From the chamber’s perspective, the move is not an isolated protectionist action but rather a policy aligned with similar measures in the United States and Canada, particularly as the three countries prepare for the 2026 review of the United States-Mexico-Canada Agreement (USMCA).

One of the key drivers behind the policy, Tajonar Castro said, is addressing concerns about the transshipment of Asian goods into North America through Mexico. Higher tariffs on sectors such as steel, aluminum, textiles and manufactured goods aim to curb practices that have undermined domestic production.

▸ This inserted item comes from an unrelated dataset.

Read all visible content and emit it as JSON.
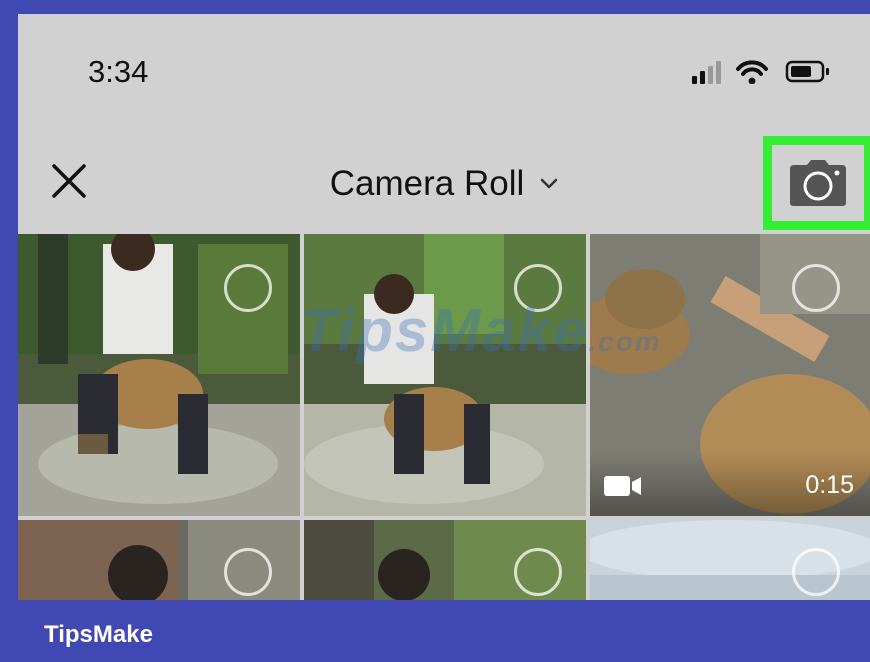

Rising logistics and tariff costs have become a structural barrier rather than a temporary challenge for Asian imports. As a result, companies whose competitiveness depends solely on low-cost imported inputs are finding it increasingly difficult to operate under current market conditions.

This shift creates opportunities for domestic manufacturers, though it also highlights the need for significant industrial transformation. Small and medium-sized enterprises, in particular, will require technological upgrades and access to financing to fill emerging supply gaps.

According to the business leader, major industries such as automotive manufacturing, home appliances and aerospace are now placing greater emphasis on regional origin rather than price alone. Compliance with rules of origin has become essential to maintain preferential access to the North American market.

He cautioned that tariff increases implemented without a supporting industrial policy could lead to inflationary pressures. However, with the right framework in place, trade barriers could serve as a tool to strengthen Mexico’s manufacturing base and deepen its integration into regional supply chains.